Typical at first glance, anyway. His character, Johnnie Cave (the hero of stories by James Edward Grant published in the Saturday Evening Post) is an ex-boxer, now fearlessly enforcing the law for New York’s Department of Weights and Measures. However, the very fact that he is working for such an unglamorous department suggests a certain distance between this character and the gangsters, G-Men and dashing pilots Cagney had played in his recent films.
Perhaps the most important thing about Johnnie is that he is an ex-boxer – with the emphasis on ex. He tries so hard to keep his fists in his pockets and fight with words instead. Admittedly, he doesn’t always manage to keep that up, with a couple of scenes where he punches it out with the con artists cunningly hiding weights in their flour or strawberries, building up to an inevitable violent climax. But there’s a feeling that he is trying to break away from tough guy methods, just as Cagney himself wanted to get away from those roles .
“Did you break your hand?” asks his colleague in one scene, as Johnnie ruefully looks at his fist after a brief fight. “No – a promise,” comes the answer. In another scene, after being beaten up and left unconscious, instead of going after the attacker himself, he rings police to report the attack and says wearily: “Well, I’ll just leave it up to you. You’re the police department.”
At little over an hour long, this film is definitely no masterpiece. Indeed, it starts so abruptly, in the middle of the story, that it seems as if part of it might be missing. However, I still find myself warming to the mix of drama and comedy, with plenty of wisecracks, and also to its slightly understated quality.

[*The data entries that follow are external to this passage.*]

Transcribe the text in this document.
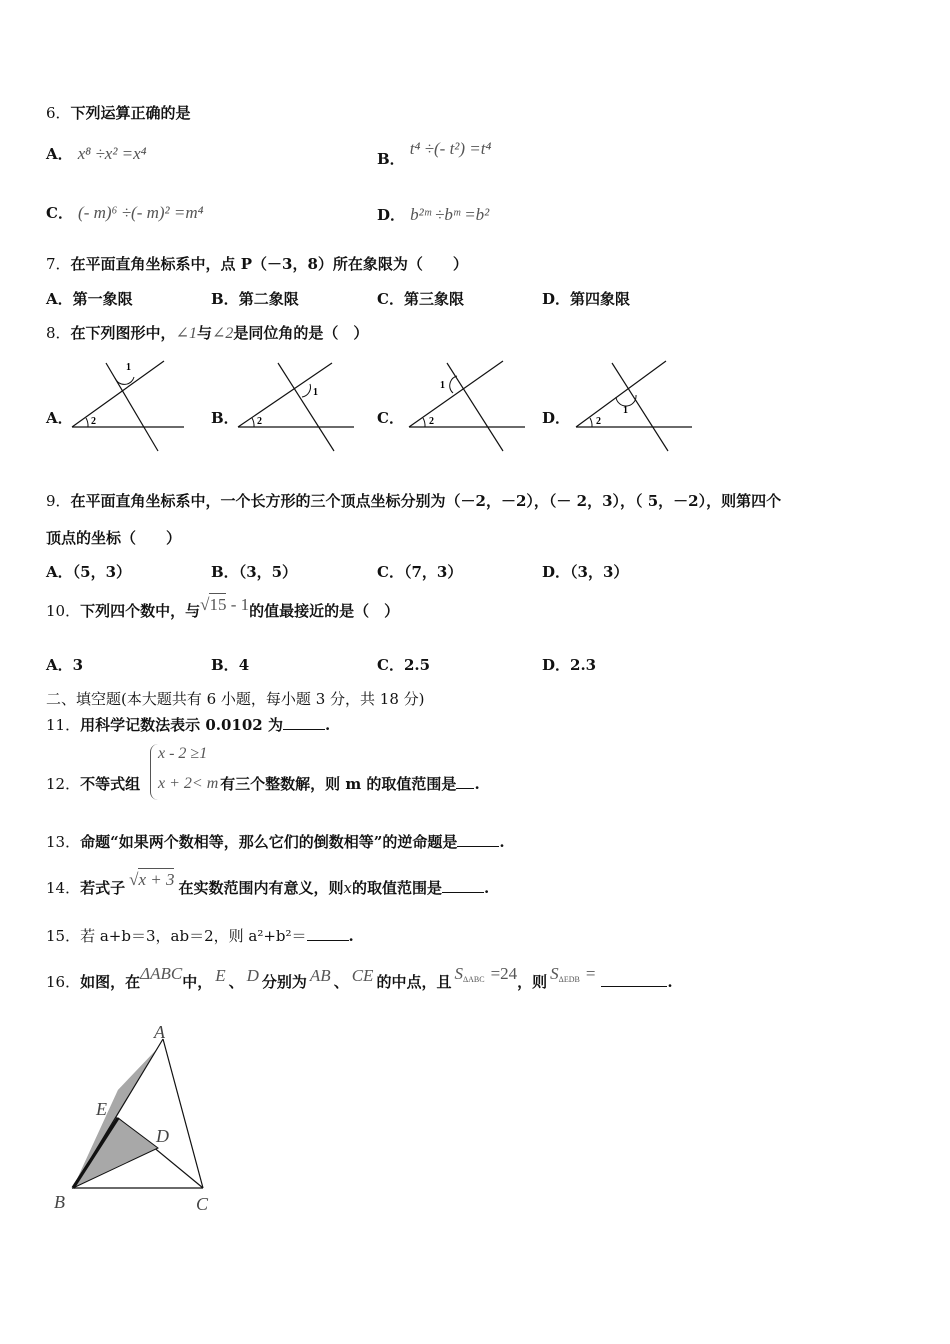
6．下列运算正确的是
A． x⁸ ÷x² =x⁴	B． t⁴ ÷(- t²) =t⁴
C． (- m)⁶ ÷(- m)² =m⁴	D． b²ᵐ ÷bᵐ =b²
7．在平面直角坐标系中，点 P（－3，8）所在象限为（　　）
A．第一象限	B．第二象限	C．第三象限	D．第四象限
8．在下列图形中，∠1与∠2是同位角的是（　）
A．
1
2	B．
1
2	C．
1
2	D．	1
2
9．在平面直角坐标系中，一个长方形的三个顶点坐标分别为（－2，－2），（－ 2，3），（ 5，－2），则第四个
顶点的坐标（　　）
A．（5，3）	B．（3，5）	C．（7，3）	D．（3，3）
10．下列四个数中，与√15 - 1的值最接近的是（　）
A．3	B．4	C．2.5	D．2.3
二、填空题(本大题共有 6 小题，每小题 3 分，共 18 分)
11．用科学记数法表示 0.0102 为	.
12．不等式组	有三个整数解，则 m 的取值范围是 .
x - 2 ≥1
x + 2< m
13．命题“如果两个数相等，那么它们的倒数相等”的逆命题是	.
14．若式子 √x + 3 在实数范围内有意义，则x的取值范围是	.
15．若 a+b＝3，ab＝2，则 a²+b²＝	.
16．如图，在ΔABC中， E 、 D 分别为 AB 、 CE 的中点，且 $S_{\Delta ABC} =24$，则 $S_{\Delta EDB}$ =	.
A
E
D
B	C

The movie was directed by John G Blystone, a name I don’t think I’d previously come across. Made to a low budget, and with a cast largely made up of unknowns, apart from Cagney and leading lady Mae Clarke, it seems to have an atmosphere of the Great Depression about it. Everyone is reluctant to spend money or get into debt, while Johnnie and his girlfriend Janet, secretary to a dodgy businessman, are saving up to get married and furnish their first home – another unglamorous storyline which I haven’t come across in many films, though it must have been a reality for many young couples at the time.
In one scene, where he wants to take her to the Ritz for lunch to celebrate a promotion, she refuses to spend that much, and they instead end up in a delightfully awful cafe, queuing up for spinach and mashed potato to be ladled on to their plates. Patrick McGilligan’s book Cagney: The Actor as Auteur, interestingly suggests that this sequence, with Cagney and Clarke enjoying an everyday meal together, may be a deliberate answer to the grapefruit scene in The Public Enemy – but, whether that’s true or not, it is an enjoyable scene in itself. I enjoy the relationship between Clarke and Cagney’s characters in this film because it seems so established and they are seen working together and talking about things other than romance. Although they bicker and even break up at one stage, there is a feeling that the love between them is deeply rooted and that they are friends as well as lovers.

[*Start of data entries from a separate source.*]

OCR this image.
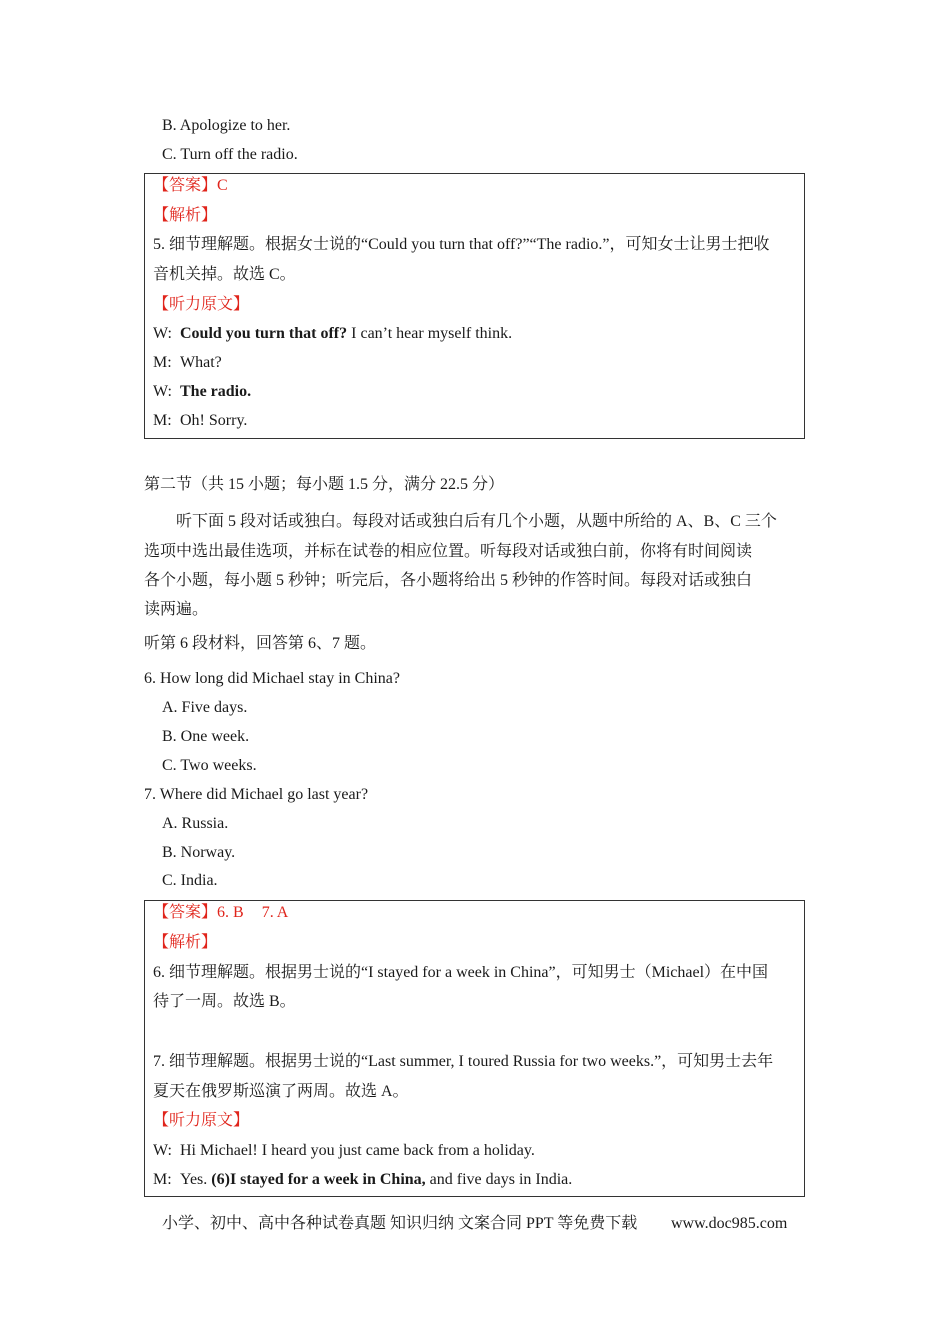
B. Apologize to her.
C. Turn off the radio.
【答案】C
【解析】
5. 细节理解题。根据女士说的“Could you turn that off?”“The radio.”，可知女士让男士把收
音机关掉。故选 C。
【听力原文】
W: Could you turn that off? I can’t hear myself think.
M: What?
W: The radio.
M: Oh! Sorry.
第二节（共 15 小题；每小题 1.5 分，满分 22.5 分）
听下面 5 段对话或独白。每段对话或独白后有几个小题，从题中所给的 A、B、C 三个
选项中选出最佳选项，并标在试卷的相应位置。听每段对话或独白前，你将有时间阅读
各个小题，每小题 5 秒钟；听完后，各小题将给出 5 秒钟的作答时间。每段对话或独白
读两遍。
听第 6 段材料，回答第 6、7 题。
6. How long did Michael stay in China?
A. Five days.
B. One week.
C. Two weeks.
7. Where did Michael go last year?
A. Russia.
B. Norway.
C. India.
【答案】6. B 7. A
【解析】
6. 细节理解题。根据男士说的“I stayed for a week in China”，可知男士（Michael）在中国
待了一周。故选 B。
7. 细节理解题。根据男士说的“Last summer, I toured Russia for two weeks.”，可知男士去年
夏天在俄罗斯巡演了两周。故选 A。
【听力原文】
W: Hi Michael! I heard you just came back from a holiday.
M: Yes. (6)I stayed for a week in China, and five days in India.
小学、初中、高中各种试卷真题 知识归纳 文案合同 PPT 等免费下载 www.doc985.com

“The housewife must not be cheated!” shouts Cagney in one scene – a line which could almost get a laugh at first hearing, because the passion in his voice might seem too much for the prosaic subject matter. However, thinking it over for a minute or two, you realise that in fact this type of everyday cheating would have been a greater problem for many people going to the movies than gangsters shooting it out on street corners.
The film was called Pluck of the Irish for its UK release (I think the word ‘guy’ still mainly meant a Guy Fawkes effigy over here at that time), and it has a lot of gentle Irish humour, much of it centred on Cave’s workmate, Patrick James Aloysius ‘Pat’ Haley (James Burke) and his outrageous tall stories, which tend to slow the action down.

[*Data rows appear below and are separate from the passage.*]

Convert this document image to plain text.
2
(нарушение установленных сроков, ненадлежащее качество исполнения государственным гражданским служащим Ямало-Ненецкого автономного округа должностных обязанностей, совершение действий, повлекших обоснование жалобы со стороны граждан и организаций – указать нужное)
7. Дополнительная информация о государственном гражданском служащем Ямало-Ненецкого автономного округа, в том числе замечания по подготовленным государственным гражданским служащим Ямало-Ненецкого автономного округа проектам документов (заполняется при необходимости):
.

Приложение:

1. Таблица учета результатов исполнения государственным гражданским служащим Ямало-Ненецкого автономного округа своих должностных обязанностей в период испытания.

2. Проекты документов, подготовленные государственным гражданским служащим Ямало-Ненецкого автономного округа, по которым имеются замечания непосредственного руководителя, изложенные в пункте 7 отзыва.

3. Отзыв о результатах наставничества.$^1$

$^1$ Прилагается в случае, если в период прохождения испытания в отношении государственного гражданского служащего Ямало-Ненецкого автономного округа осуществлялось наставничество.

All in all, Great Guy is a very slight offering, not up there with Cagney’s Warner offerings from around the same period such as Ceiling Zero and G-Men – yet I still enjoyed it enormously. Because it is in the public domain, it’s widely available on a whole range of budget DVDs and also as a free download from assorted websites, but the only prints I’ve seen are terrible – with a grey, shaky picture, breaks in the film and a lot of noise on the soundtrack.
I recently bought one of the DVDs currently available, but then belatedly heard that a remastered edition has been issued in the US. If anyone reading this review has seen this version, I’d be interested to hear how much better the quality is, and whether it actually has any missing footage added back in.